Should you check your child’s Halloween candy? The truth about THC, poison and razor-blade trick-or-treat scares
Did your parents examine your Halloween candy before allowing you to have at all-things fun-sized? For many, the idea that the candy given out to trick-or-treaters may potentially be compromised is nothing new. Stories of razor blades stuffed inside Snickers bars, arsenic in Fun Dip and THC-laden gummy bears posing as Haribo have made their way into our collective consciousness. Yet you may be surprised to learn that these supposed horror stories are far more fiction than fact.
Joel Best, a sociologist and professor of sociology and criminal justice at the University of Delaware, has spent a career researching what's known as "Halloween sadism" and has found that there's very little precedent for parents to be concerned about what’s really in their kids' Halloween candy.
"The idea that people were contaminating treats with pins, razor blades, poison or drugs really takes off in the 1960s, and really got big in the 1970s," he explains to Yahoo Life. "Later, 'Dear Abby' starts writing an annual column saying that a lot of kids are being killed this way, and you have to be careful. This is also around the time police departments get this list of safety tips from organizations and the idea is that you can share this with the newspapers and local news. The idea is, 'This is really dangerous.'"
However frightening these warnings were, and still are, they didn't stem from a slew of real-life incidents. Instead, the poisoned Halloween candy narrative was what Best calls an example of a "contemporary legend." In his continued research into Halloween sadism, he has yet to find any actual incidents of people contaminating Halloween candy with the purpose to harm their neighborhood trick-or-treaters.
Video: The most popular Halloween candy in every state
Yet the idea that people are regularly harmed by their Halloween candy has been connected to at least one real crime, Best says. In 1974, in Pasadena, Texas, resident Ronald O’Bryan gave five kids, including his eight-year-old son Timothy, pixie sticks laced with cyanide. Timothy — the only one who ate the candy — died. It was later revealed that O’Bryan had taken out life insurance policies on his children, and intended to kill him to cash in.

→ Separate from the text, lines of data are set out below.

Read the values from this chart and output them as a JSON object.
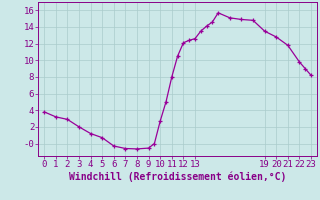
{
  "x_all": [
    0,
    1,
    2,
    3,
    4,
    5,
    6,
    7,
    8,
    9,
    9.5,
    10,
    10.5,
    11,
    11.5,
    12,
    12.5,
    13,
    13.5,
    14,
    14.5,
    15,
    16,
    17,
    18,
    19,
    20,
    21,
    22,
    22.5,
    23
  ],
  "y_all": [
    3.8,
    3.2,
    2.9,
    2.0,
    1.2,
    0.7,
    -0.3,
    -0.6,
    -0.65,
    -0.55,
    0.0,
    2.7,
    5.0,
    8.0,
    10.5,
    12.1,
    12.4,
    12.6,
    13.5,
    14.1,
    14.6,
    15.7,
    15.1,
    14.9,
    14.8,
    13.5,
    12.8,
    11.8,
    9.8,
    9.0,
    8.2
  ],
  "line_color": "#990099",
  "marker_color": "#990099",
  "bg_color": "#cce8e8",
  "grid_color": "#aacccc",
  "xlabel": "Windchill (Refroidissement éolien,°C)",
  "xlim": [
    -0.5,
    23.5
  ],
  "ylim": [
    -1.5,
    17.0
  ],
  "yticks": [
    0,
    2,
    4,
    6,
    8,
    10,
    12,
    14,
    16
  ],
  "ytick_labels": [
    "-0",
    "2",
    "4",
    "6",
    "8",
    "10",
    "12",
    "14",
    "16"
  ],
  "xticks": [
    0,
    1,
    2,
    3,
    4,
    5,
    6,
    7,
    8,
    9,
    10,
    11,
    12,
    13,
    19,
    20,
    21,
    22,
    23
  ],
  "title_color": "#880088",
  "tick_fontsize": 6.5,
  "label_fontsize": 7.0,
  "linewidth": 0.9,
  "markersize": 3.5
}
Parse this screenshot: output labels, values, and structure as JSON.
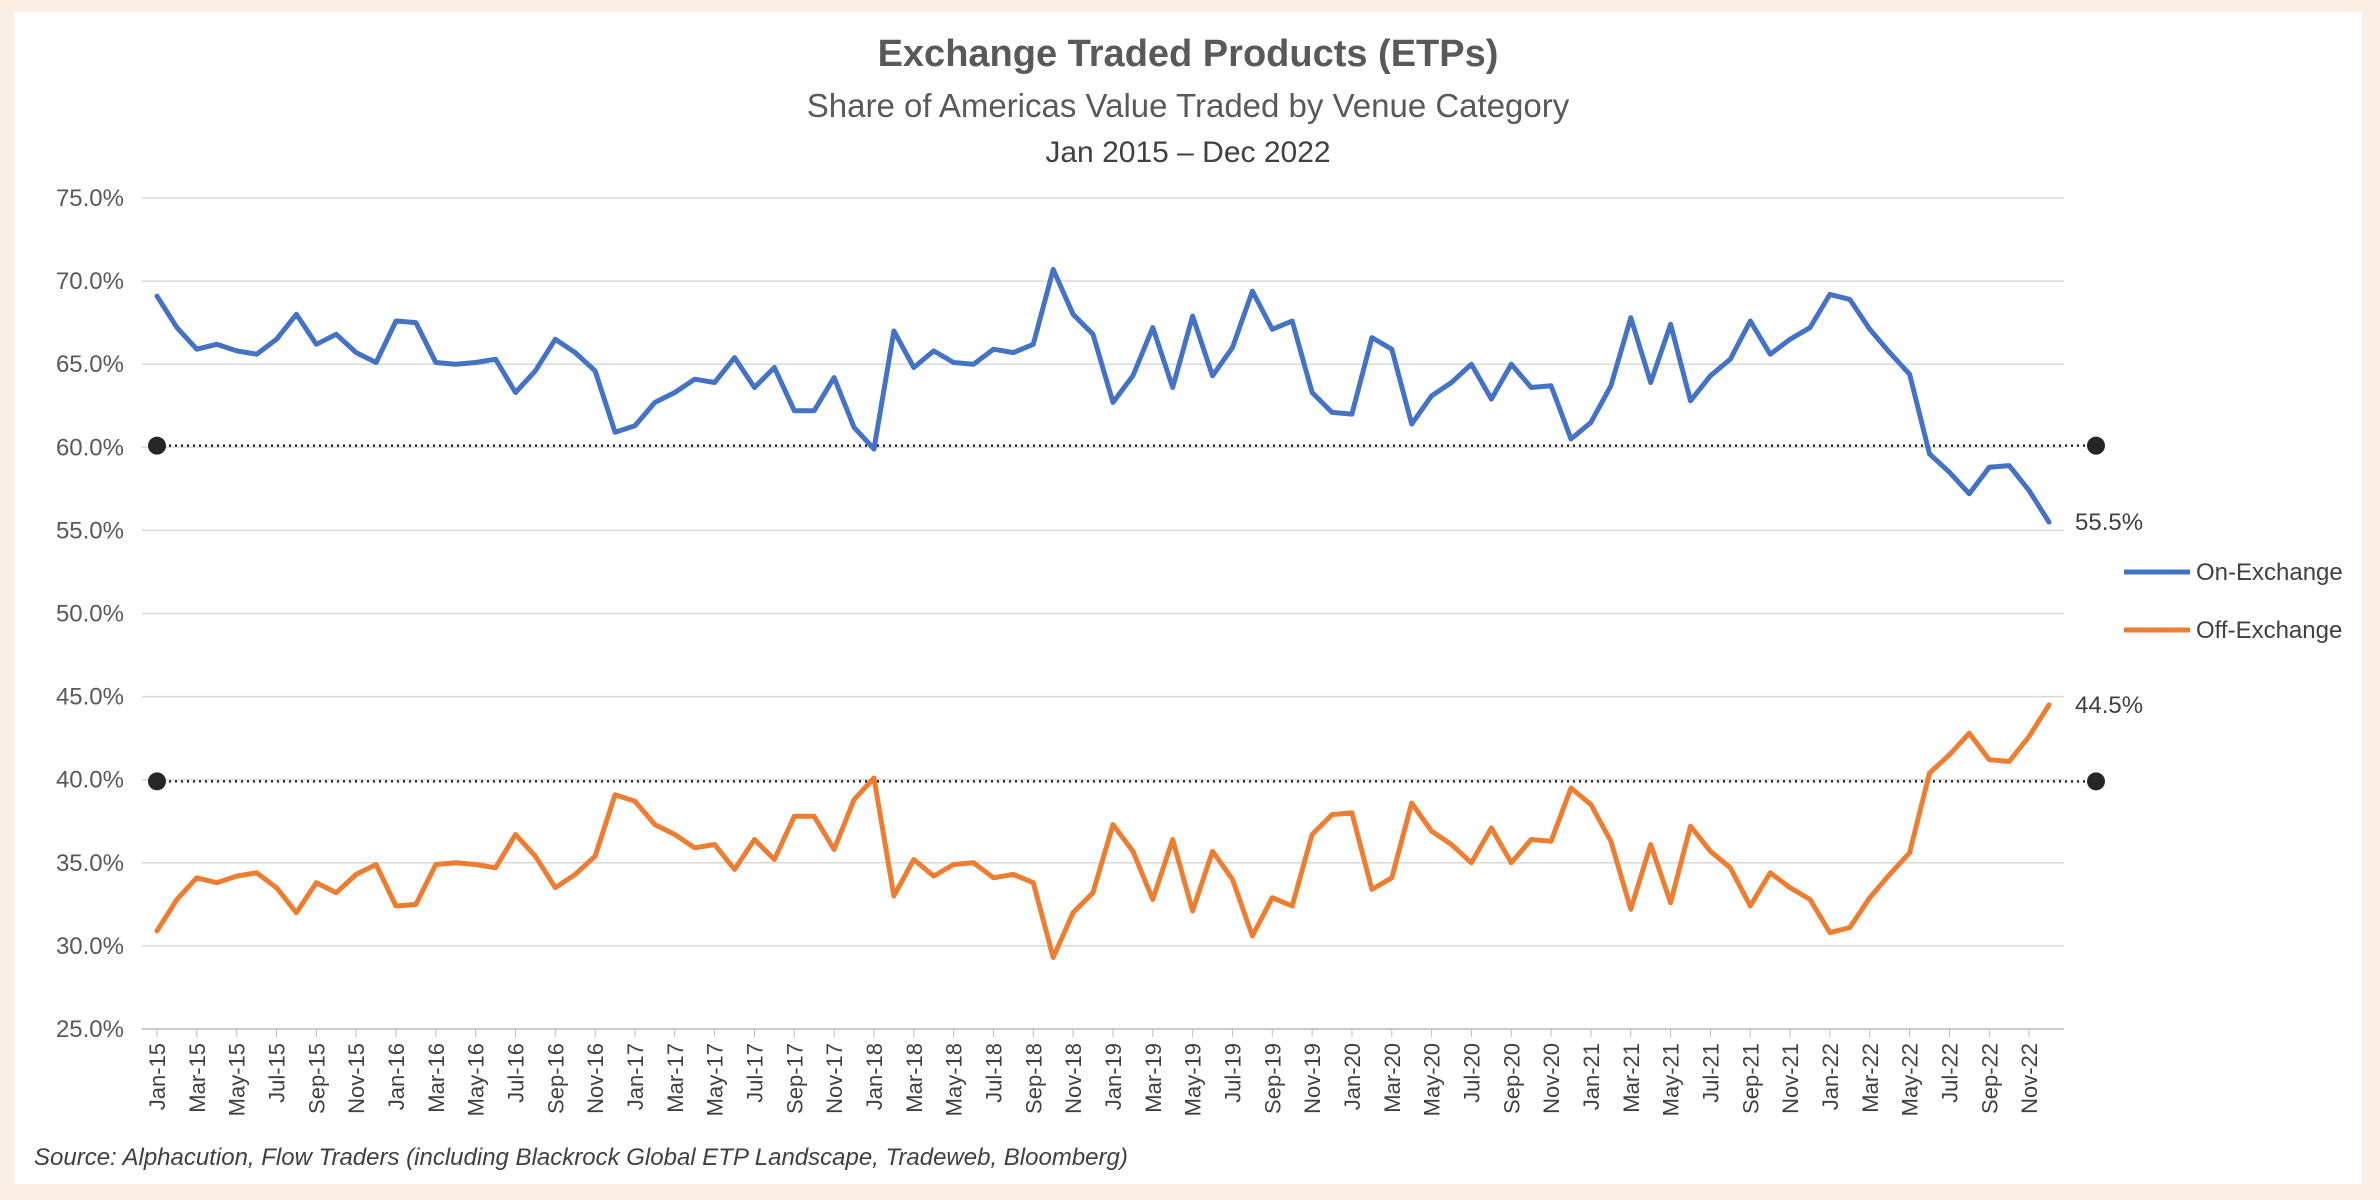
{
  "chart_data": {
    "type": "line",
    "title": "Exchange Traded Products (ETPs)",
    "subtitle": "Share of Americas Value Traded by Venue Category",
    "subtitle2": "Jan 2015 – Dec 2022",
    "source": "Source: Alphacution, Flow Traders (including Blackrock Global ETP Landscape, Tradeweb, Bloomberg)",
    "ylim": [
      25,
      75
    ],
    "yticks": [
      "25.0%",
      "30.0%",
      "35.0%",
      "40.0%",
      "45.0%",
      "50.0%",
      "55.0%",
      "60.0%",
      "65.0%",
      "70.0%",
      "75.0%"
    ],
    "ytick_values": [
      25,
      30,
      35,
      40,
      45,
      50,
      55,
      60,
      65,
      70,
      75
    ],
    "grid": true,
    "legend_position": "right",
    "x": [
      "Jan-15",
      "Feb-15",
      "Mar-15",
      "Apr-15",
      "May-15",
      "Jun-15",
      "Jul-15",
      "Aug-15",
      "Sep-15",
      "Oct-15",
      "Nov-15",
      "Dec-15",
      "Jan-16",
      "Feb-16",
      "Mar-16",
      "Apr-16",
      "May-16",
      "Jun-16",
      "Jul-16",
      "Aug-16",
      "Sep-16",
      "Oct-16",
      "Nov-16",
      "Dec-16",
      "Jan-17",
      "Feb-17",
      "Mar-17",
      "Apr-17",
      "May-17",
      "Jun-17",
      "Jul-17",
      "Aug-17",
      "Sep-17",
      "Oct-17",
      "Nov-17",
      "Dec-17",
      "Jan-18",
      "Feb-18",
      "Mar-18",
      "Apr-18",
      "May-18",
      "Jun-18",
      "Jul-18",
      "Aug-18",
      "Sep-18",
      "Oct-18",
      "Nov-18",
      "Dec-18",
      "Jan-19",
      "Feb-19",
      "Mar-19",
      "Apr-19",
      "May-19",
      "Jun-19",
      "Jul-19",
      "Aug-19",
      "Sep-19",
      "Oct-19",
      "Nov-19",
      "Dec-19",
      "Jan-20",
      "Feb-20",
      "Mar-20",
      "Apr-20",
      "May-20",
      "Jun-20",
      "Jul-20",
      "Aug-20",
      "Sep-20",
      "Oct-20",
      "Nov-20",
      "Dec-20",
      "Jan-21",
      "Feb-21",
      "Mar-21",
      "Apr-21",
      "May-21",
      "Jun-21",
      "Jul-21",
      "Aug-21",
      "Sep-21",
      "Oct-21",
      "Nov-21",
      "Dec-21",
      "Jan-22",
      "Feb-22",
      "Mar-22",
      "Apr-22",
      "May-22",
      "Jun-22",
      "Jul-22",
      "Aug-22",
      "Sep-22",
      "Oct-22",
      "Nov-22",
      "Dec-22"
    ],
    "x_tick_labels": [
      "Jan-15",
      "Mar-15",
      "May-15",
      "Jul-15",
      "Sep-15",
      "Nov-15",
      "Jan-16",
      "Mar-16",
      "May-16",
      "Jul-16",
      "Sep-16",
      "Nov-16",
      "Jan-17",
      "Mar-17",
      "May-17",
      "Jul-17",
      "Sep-17",
      "Nov-17",
      "Jan-18",
      "Mar-18",
      "May-18",
      "Jul-18",
      "Sep-18",
      "Nov-18",
      "Jan-19",
      "Mar-19",
      "May-19",
      "Jul-19",
      "Sep-19",
      "Nov-19",
      "Jan-20",
      "Mar-20",
      "May-20",
      "Jul-20",
      "Sep-20",
      "Nov-20",
      "Jan-21",
      "Mar-21",
      "May-21",
      "Jul-21",
      "Sep-21",
      "Nov-21",
      "Jan-22",
      "Mar-22",
      "May-22",
      "Jul-22",
      "Sep-22",
      "Nov-22"
    ],
    "series": [
      {
        "name": "On-Exchange",
        "color": "#4472c4",
        "end_label": "55.5%",
        "values": [
          69.1,
          67.2,
          65.9,
          66.2,
          65.8,
          65.6,
          66.5,
          68.0,
          66.2,
          66.8,
          65.7,
          65.1,
          67.6,
          67.5,
          65.1,
          65.0,
          65.1,
          65.3,
          63.3,
          64.6,
          66.5,
          65.7,
          64.6,
          60.9,
          61.3,
          62.7,
          63.3,
          64.1,
          63.9,
          65.4,
          63.6,
          64.8,
          62.2,
          62.2,
          64.2,
          61.2,
          59.9,
          67.0,
          64.8,
          65.8,
          65.1,
          65.0,
          65.9,
          65.7,
          66.2,
          70.7,
          68.0,
          66.8,
          62.7,
          64.3,
          67.2,
          63.6,
          67.9,
          64.3,
          66.0,
          69.4,
          67.1,
          67.6,
          63.3,
          62.1,
          62.0,
          66.6,
          65.9,
          61.4,
          63.1,
          63.9,
          65.0,
          62.9,
          65.0,
          63.6,
          63.7,
          60.5,
          61.5,
          63.7,
          67.8,
          63.9,
          67.4,
          62.8,
          64.3,
          65.3,
          67.6,
          65.6,
          66.5,
          67.2,
          69.2,
          68.9,
          67.1,
          65.7,
          64.4,
          59.6,
          58.5,
          57.2,
          58.8,
          58.9,
          57.4,
          55.5
        ]
      },
      {
        "name": "Off-Exchange",
        "color": "#ed7d31",
        "end_label": "44.5%",
        "values": [
          30.9,
          32.8,
          34.1,
          33.8,
          34.2,
          34.4,
          33.5,
          32.0,
          33.8,
          33.2,
          34.3,
          34.9,
          32.4,
          32.5,
          34.9,
          35.0,
          34.9,
          34.7,
          36.7,
          35.4,
          33.5,
          34.3,
          35.4,
          39.1,
          38.7,
          37.3,
          36.7,
          35.9,
          36.1,
          34.6,
          36.4,
          35.2,
          37.8,
          37.8,
          35.8,
          38.8,
          40.1,
          33.0,
          35.2,
          34.2,
          34.9,
          35.0,
          34.1,
          34.3,
          33.8,
          29.3,
          32.0,
          33.2,
          37.3,
          35.7,
          32.8,
          36.4,
          32.1,
          35.7,
          34.0,
          30.6,
          32.9,
          32.4,
          36.7,
          37.9,
          38.0,
          33.4,
          34.1,
          38.6,
          36.9,
          36.1,
          35.0,
          37.1,
          35.0,
          36.4,
          36.3,
          39.5,
          38.5,
          36.3,
          32.2,
          36.1,
          32.6,
          37.2,
          35.7,
          34.7,
          32.4,
          34.4,
          33.5,
          32.8,
          30.8,
          31.1,
          32.9,
          34.3,
          35.6,
          40.4,
          41.5,
          42.8,
          41.2,
          41.1,
          42.6,
          44.5
        ]
      }
    ],
    "reference_lines": [
      {
        "value": 60.1,
        "style": "dotted"
      },
      {
        "value": 39.9,
        "style": "dotted"
      }
    ]
  }
}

Best says that O’Bryan likely saw the pixie stick poisoning as a way to cover his tracks — after all, if so many kids are poisoned on Halloween, as the legend suggests, who would ever suspect him?
Ultimately, however, O’Bryan was convicted of Timothy's murder and was executed in 1984.
Poisonings outside of Halloween have also made people fearful of taking candy from strangers. So is the case of the 1982 Tylenol murders, in which seven people in the Chicago area died after consuming cyanide-laced pills. The perpetrator was never caught. The ordeal led to the creation of tamper-proof medicine bottles, but it also renewed the public interest in Halloween poisonings, as the crimes occurred just one month before the holiday.
"The media got really hyped about this, because they were like, 'Oh my God, there's going to be trick-or-treating,'" Best explains. "The candy industry conducted a research study where they tried to find every incident of contaminated candy, and they tried to follow up on them. They concluded there was nothing. 95 percent of them were hoaxes. It's easy to stick a pin in the candy bar and then run into your parents and say 'Look mom and dad, I found a pin in my Halloween candy.'"
Now, however, it's not just poison and metal objects parents have to worry about. With many states legalizing marijuana, rumors of people giving out THC-laden candies to unsuspecting children have flooded social media. Many images shared online compare nearly identical THC candies to the ones your child might find in their Halloween pack, suggesting someone could give kids candy without disclosing what they really are.
BEWARE: As Halloween gets closer, @BensalemPolice are warning parents to LOOK at your child’s candy before they eat it. They confiscated these snacks that look a lot like the real thing. All are laced with THC @6abc pic.twitter.com/u6GFBXt08g
— Jaclyn Lee (@JaclynLeeTV) September 28, 2021
According to Best, he first saw people talking about the potential for this after marijuana was legalized in Colorado.
"Someone made this video three or four years ago that showed THC edibles and real gummy bears, and they look virtually the same. The idea was how similar they look to real candy, so people thought 'Look, your kids could be given this edible marijuana,'" Best notes. "But what this neglects to mention is, this stuff is expensive. Who is going to buy a bunch of THC-infused dope and pass it out to the neighborhood children at random? What's the point of that? And the answer is always, 'Well, that's what people do.'"
While Best stresses there's very little to be worried about with Halloween candy, that doesn't mean there's much harm in checking your kids' bag, provided it makes you feel better. Still, it might be worth spending more time on making sure children are safe during other aspects of the holiday, pointing out that Halloween is one of the more dangerous holidays for kids due to the potential for getting hit by cars while out at night, or even just tripping over their costume.
"The way I look at this, is it’s the greatest thing in the world to be afraid of," he says. "There is someone down the block who is so crazy that they would cheerfully poison your kid at random. But, they're so tightly wrapped, they only do it once a year."
When you put it like that — it certainly sounds like a legend.